Реформистский иудаизм был почти целиком прагматическим движением, поэтому развивался согласно принципам логоса. Цель движения действительно состояла в том, чтобы избавиться от иудейских мифов. Исраэль Якобсон (1768–1828) полагал, что если иудаизм станет менее чуждым немецкому народу, шансы на эмансипацию евреев возрастут. Филантроп и светский человек, он основал в Зезене, у горной гряды Гарц, школу, где наряду со светскими изучались и религиозные, иудейские дисциплины. Кроме того, рядом со школой он построил синагогу, службы в которой больше напоминали протестантские, чем иудейские: молитвы произносились на национальном языке, а не на иврите; исполнялись немецкие церковные гимны, хор был смешанный, на немецком велись и проповеди, которым теперь в службе отводилась более важная роль. Традиционные ритуалы уходили в небытие. В 1815 г. Якобсон вместе с другими сторонниками реформистского иудаизма перенес эту модернизированную веру в Берлин, где открыл частные «храмы» (темпель), отличие которых от традиционных синагог подчеркивалось даже в самом названии. В 1817 г. Эдвард Клей основал новый храм в Гамбурге, где реформы носили еще более радикальный характер. Молитвы о пришествии Мессии и возвращении в Сион сменились молитвами общечеловеческого характера: не могли же евреи молиться о восстановлении земли обетованной в Палестине, если они хотели стать гражданами Германии. К 1822 г. для детей начали проводиться миропомазания по протестантскому образцу, упразднили разделение мужчин и женщин на службе. Гамбургский раввинат осудил это реформаторское движение и даже добился воззванием к прусскому правительству закрытия реформистских храмов в Берлине[249]. Вследствие чего большое количество еврейской молодежи, которая могла бы принять такой реформированный иудаизм, перешло в христианство. Однако гамбургский темпель не закрылся, и кроме него открылись новые – в Лейпциге, Вене и Дании. В Америке реформистский храм, открытый сценаристом Исааком Харби, появился в Чарльстоне. Реформирование нашло поддержку у еврейской молодежи Америки, и к 1870 г. по крайней мере некоторые из реформированных обрядов были введены в двух сотнях американских синагог, что составляло весьма существенную долю[250].

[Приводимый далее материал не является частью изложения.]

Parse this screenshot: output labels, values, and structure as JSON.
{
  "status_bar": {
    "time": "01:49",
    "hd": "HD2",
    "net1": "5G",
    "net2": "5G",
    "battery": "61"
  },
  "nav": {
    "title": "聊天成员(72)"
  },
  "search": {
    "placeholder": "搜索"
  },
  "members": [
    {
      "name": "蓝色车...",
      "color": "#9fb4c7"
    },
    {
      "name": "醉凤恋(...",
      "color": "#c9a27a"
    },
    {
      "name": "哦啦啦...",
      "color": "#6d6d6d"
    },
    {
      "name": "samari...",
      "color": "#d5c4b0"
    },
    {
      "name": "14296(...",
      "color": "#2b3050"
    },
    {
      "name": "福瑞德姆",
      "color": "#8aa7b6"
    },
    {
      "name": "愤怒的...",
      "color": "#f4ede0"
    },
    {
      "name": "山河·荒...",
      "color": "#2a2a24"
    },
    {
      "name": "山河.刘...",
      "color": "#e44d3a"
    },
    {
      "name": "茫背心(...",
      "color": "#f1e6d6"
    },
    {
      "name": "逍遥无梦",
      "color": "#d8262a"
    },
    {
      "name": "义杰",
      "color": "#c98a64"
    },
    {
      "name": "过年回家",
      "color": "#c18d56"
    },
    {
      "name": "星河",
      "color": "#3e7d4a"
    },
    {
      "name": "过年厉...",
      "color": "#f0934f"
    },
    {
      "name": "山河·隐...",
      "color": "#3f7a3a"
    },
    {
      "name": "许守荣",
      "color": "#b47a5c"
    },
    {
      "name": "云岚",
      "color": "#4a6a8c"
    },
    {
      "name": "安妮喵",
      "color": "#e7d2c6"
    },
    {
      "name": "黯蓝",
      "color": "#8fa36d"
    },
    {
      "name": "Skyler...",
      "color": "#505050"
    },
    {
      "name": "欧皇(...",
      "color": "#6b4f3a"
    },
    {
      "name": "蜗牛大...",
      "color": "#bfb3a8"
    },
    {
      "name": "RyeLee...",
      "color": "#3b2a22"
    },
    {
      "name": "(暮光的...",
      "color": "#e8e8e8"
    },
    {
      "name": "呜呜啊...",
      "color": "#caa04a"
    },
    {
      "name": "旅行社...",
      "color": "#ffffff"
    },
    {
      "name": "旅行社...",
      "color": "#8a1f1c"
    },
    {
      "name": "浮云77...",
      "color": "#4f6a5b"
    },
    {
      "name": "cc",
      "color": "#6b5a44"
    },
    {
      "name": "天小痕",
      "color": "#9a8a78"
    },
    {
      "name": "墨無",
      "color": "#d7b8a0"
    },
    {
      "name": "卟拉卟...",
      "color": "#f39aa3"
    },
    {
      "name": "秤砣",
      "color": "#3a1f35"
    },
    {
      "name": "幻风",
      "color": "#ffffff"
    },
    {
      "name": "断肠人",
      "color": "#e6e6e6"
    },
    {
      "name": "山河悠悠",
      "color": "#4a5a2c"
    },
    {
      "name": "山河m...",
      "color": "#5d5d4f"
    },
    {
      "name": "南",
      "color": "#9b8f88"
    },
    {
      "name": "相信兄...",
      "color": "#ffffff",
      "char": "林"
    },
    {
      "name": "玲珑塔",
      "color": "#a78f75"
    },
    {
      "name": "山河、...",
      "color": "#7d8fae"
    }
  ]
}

Реформистский иудаизм полностью соответствовал требованиям эпохи модерна – рациональный, прагматичный, с сильной тенденцией к признанию веры частным делом. Реформаторы хотели – отчаянно желали – резко порвать с прошлым и избавиться от традиционных доктрин и обрядов. Они уже не воспринимали изгнание как экзистенциальную трагедию, диаспора стала для них родным домом. В иудаизме подчеркивались идеалы модерна, он пропагандировался как основанная на разуме, либеральная, гуманистическая, готовая отказаться от архаичных особенностей и стать универсальной вера[251]. Реформаторы не оставляли места для иррационального, мистического, таинственного. Если старые воззрения и ценности мешают евреям полноценно участвовать в современной жизни, значит, долой такие воззрения. Поначалу реформаторы действовали исключительно из практических побуждений, однако к 1840-м гг. реформистский иудаизм привлек внимание ученых и раввинов, занявшихся научной критикой истории еврейского народа. Леопольд Цунц (1794–1886), Захария Франкель (1801–1875), Нахман Крохмаль (1785–1840) и Авраам Гейгер (1810–1874) подвергли священные иудаистские источники современному научному анализу. В их научной школе, получившей название «наука о еврействе», иудаистика, четко прослеживалось влияние философии Канта и Гегеля. Иудаизм, утверждали ученые, не есть раз и навсегда явленная людям вера, он развивался постепенно, все больше рационализируясь и осознавая себя. Религиозные переживания, которые до этого выражались в видениях, теперь можно было концептуализировать и рассмотреть через призму критического мышления[252]. Другими словами, мифы превращались в логос.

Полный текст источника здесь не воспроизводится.